Suite à un appel à l’aide de voisins inquiets dans le district d’Udaypur, le personnel de Casa Nepal vient au secours de Sanchita, 44 ans, qui a développé des problèmes de santé mentale après avoir subi des violences répétées aux mains d’une personne de son village. « La police nous a appelés pour signaler deux femmes victimes de violence, qui avaient développé des problèmes de santé mentale », explique M. d’Orlando qui, à l’époque, travaillait en tant que bénévole auprès de l’ONG. « La police ne voulait pas se déplacer jusqu’au village comme il n’y avait pas de problème de maintien de l’ordre, mais nous avons réalisé que les femmes avaient besoin d’aide. Deux jours durant, nous avons parlé aux femmes et les avons convaincues que nous pouvions les aider. » Sanchita a fini par séjourner un an au foyer Casa Nepal avant de se sentir capable de retourner chez elle.

 

In this November 2017 photograph, Pramila cries as she recounts her experience of domestic violence at the hands of her husband and his family to a psychologist at Casa Nepal.

Photo: Giacomo d’Orlando

Tout en écoutant et en réconfortant Pramila, la psychologue remplit un formulaire du système de gestion de l’information sur la violence sexiste. Celui-ci permet aux praticiens de consigner les détails de chaque incident et de recueillir des données précieuses qui contribuent à améliorer les services et le soutien offerts aux victimes de violence. Pendant leur séjour à Casa Nepal, les femmes sont soumises à une thérapie et à un suivi pyscho-pharmacologique. Elles reçoivent également des cours de formation et un soutien par les pairs. Elles sont en outre initiées à des techniques de relaxation, pour faciliter leur processus de réhabilitation. L’objectif est de les aider à reconstruire leur confiance et de permettre aux femmes de recouvrer un sentiment de maîtrise, ainsi que le sens du soi.

 

Samiska, photographed on 15 November 2017, holds her damaged hand.

Photo: Giacomo d’Orlando

En raison des violences dont elle a fait l’objet, Samiska n’a plus l’usage complet de sa main gauche. Victime de violence domestique, elle serrait le poing presque par réflexe chaque fois qu’elle était frappée. Maintenant qu’elle est en sécurité, elle souffre de graves crampes et ne parvient plus à desserrer la main.

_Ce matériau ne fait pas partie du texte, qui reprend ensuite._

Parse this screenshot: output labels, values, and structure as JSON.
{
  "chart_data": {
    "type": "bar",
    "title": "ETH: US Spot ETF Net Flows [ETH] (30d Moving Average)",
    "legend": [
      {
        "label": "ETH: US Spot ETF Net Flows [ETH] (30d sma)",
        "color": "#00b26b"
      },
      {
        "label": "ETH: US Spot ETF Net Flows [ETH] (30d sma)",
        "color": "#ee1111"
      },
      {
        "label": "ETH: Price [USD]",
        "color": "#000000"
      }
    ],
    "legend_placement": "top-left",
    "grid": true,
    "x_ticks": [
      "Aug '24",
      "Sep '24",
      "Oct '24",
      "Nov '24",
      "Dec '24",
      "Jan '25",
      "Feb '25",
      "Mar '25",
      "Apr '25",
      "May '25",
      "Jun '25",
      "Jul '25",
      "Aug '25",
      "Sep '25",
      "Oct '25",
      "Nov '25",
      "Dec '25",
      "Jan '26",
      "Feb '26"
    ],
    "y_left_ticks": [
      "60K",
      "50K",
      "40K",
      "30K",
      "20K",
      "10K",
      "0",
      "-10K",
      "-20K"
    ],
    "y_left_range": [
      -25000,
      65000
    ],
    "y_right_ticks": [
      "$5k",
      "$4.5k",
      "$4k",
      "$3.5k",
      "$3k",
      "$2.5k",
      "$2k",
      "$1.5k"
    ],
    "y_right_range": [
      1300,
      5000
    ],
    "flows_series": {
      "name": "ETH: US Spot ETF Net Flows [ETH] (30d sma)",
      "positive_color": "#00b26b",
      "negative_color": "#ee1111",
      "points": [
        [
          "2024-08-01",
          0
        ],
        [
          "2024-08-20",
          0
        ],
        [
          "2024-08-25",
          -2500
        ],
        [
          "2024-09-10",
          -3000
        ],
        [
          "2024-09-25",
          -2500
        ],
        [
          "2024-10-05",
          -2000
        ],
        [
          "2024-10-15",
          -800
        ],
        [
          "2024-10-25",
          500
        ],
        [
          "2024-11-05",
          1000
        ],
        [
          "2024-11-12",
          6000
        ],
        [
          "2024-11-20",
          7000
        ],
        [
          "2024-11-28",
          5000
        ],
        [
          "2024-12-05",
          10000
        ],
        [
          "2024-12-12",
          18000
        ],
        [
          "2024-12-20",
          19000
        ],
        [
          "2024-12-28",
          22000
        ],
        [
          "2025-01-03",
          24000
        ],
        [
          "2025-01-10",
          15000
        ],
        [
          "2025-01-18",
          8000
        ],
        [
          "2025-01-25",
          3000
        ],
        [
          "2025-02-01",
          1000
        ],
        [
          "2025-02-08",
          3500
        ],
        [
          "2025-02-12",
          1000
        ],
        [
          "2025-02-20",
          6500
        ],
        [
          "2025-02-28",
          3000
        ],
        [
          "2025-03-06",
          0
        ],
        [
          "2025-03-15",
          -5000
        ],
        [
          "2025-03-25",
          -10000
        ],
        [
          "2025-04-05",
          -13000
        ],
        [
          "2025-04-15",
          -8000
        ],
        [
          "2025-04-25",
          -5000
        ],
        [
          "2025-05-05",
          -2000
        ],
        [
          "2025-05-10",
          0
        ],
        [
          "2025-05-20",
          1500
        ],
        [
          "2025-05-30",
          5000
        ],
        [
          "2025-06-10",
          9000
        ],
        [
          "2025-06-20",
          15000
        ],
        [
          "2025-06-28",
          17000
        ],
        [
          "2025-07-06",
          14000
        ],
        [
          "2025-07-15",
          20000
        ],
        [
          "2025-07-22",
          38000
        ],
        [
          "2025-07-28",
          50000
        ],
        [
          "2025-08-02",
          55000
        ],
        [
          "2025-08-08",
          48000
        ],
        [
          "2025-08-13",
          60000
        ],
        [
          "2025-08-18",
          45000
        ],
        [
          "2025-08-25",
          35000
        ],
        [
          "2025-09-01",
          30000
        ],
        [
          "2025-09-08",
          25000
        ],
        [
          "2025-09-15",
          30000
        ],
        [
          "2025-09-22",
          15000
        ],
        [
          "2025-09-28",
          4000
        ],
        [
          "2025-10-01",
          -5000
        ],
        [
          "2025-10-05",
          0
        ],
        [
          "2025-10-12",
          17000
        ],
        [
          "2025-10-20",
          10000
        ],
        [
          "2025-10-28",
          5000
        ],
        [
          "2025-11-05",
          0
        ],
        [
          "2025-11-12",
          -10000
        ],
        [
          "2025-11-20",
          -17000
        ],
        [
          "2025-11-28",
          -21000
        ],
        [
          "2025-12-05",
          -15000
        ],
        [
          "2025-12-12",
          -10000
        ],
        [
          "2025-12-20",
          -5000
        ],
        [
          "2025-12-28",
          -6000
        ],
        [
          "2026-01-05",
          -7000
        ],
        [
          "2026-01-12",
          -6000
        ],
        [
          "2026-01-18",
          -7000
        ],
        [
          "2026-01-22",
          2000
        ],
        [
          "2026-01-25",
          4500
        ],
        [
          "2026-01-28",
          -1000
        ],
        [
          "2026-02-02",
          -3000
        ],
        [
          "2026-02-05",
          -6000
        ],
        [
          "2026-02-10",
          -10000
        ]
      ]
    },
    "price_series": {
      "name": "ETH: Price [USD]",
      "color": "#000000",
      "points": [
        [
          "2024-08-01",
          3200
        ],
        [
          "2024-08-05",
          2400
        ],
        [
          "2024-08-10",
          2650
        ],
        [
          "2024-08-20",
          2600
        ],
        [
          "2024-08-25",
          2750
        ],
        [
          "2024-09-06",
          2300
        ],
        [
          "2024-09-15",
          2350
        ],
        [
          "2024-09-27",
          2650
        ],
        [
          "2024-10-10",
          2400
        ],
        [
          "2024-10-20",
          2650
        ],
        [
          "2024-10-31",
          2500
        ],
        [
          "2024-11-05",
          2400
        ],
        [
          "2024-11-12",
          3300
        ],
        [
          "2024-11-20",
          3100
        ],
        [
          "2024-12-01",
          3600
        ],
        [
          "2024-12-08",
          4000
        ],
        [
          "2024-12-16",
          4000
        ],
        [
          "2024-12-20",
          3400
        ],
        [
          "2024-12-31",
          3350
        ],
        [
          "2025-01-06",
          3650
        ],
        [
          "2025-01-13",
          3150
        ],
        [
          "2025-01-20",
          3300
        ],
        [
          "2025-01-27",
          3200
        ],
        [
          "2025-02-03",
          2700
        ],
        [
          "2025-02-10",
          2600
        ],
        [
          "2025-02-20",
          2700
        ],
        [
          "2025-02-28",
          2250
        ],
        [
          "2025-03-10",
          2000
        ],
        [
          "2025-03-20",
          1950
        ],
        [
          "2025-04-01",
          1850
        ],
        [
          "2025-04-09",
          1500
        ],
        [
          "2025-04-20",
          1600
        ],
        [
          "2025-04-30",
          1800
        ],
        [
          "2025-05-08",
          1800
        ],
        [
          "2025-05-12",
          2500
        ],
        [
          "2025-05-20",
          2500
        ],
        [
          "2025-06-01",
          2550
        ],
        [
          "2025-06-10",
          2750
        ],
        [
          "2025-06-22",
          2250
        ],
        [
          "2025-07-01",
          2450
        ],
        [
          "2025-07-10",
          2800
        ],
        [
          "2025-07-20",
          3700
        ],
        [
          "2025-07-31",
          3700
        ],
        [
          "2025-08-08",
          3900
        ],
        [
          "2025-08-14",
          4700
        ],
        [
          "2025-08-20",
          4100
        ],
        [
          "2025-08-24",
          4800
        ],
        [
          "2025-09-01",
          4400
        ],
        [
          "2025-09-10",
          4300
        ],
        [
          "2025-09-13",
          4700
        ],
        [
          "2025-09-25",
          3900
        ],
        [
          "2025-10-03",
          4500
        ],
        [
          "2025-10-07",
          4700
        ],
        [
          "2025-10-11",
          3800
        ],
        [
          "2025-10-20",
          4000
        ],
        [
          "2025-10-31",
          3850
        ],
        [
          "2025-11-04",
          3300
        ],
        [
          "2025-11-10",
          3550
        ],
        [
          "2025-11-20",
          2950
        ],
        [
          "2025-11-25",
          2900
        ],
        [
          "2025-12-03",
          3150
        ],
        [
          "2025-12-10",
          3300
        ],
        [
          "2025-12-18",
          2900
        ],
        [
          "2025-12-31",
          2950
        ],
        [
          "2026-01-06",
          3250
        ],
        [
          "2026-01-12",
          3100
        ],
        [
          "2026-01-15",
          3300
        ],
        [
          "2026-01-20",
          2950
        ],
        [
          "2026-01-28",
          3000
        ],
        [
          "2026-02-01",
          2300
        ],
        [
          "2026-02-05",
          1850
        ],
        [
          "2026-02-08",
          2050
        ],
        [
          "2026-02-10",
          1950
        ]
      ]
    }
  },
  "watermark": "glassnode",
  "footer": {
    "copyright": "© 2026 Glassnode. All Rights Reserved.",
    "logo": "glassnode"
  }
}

Outre les effets physiques, les victimes de la VBG doivent également affronter la peur de nouvelles violences, le trouble du stress post-traumatique, la stigmatisation sociale et la perte de revenus ou de sécurité lorsqu’elles doivent quitter leur domicile ou leur travail pour échapper à la violence.

 

Laxmi makes her bed at Casa Nepal in November 2017.

Photo: Giacomo d’Orlando

Laxmi est une orpheline de Ramechhap, ville située à environ 150 kilomètres de Katmandou. Elle est entrée en contact avec l’ONG Apeiron à un jeune âge et a été placée dans le foyer Casa Nepal où elle a suivi des programmes d’alphabétisation et des cours de cuisine, le tout dans un environnement sûr. Après un an passé dans le centre de réhabilitation, elle a réintégré sa communauté et travaille actuellement comme cuisinière dans un hôtel local.

*Les noms des femmes figurant sur ces photos ont été modifiés afin de préserver leur identité.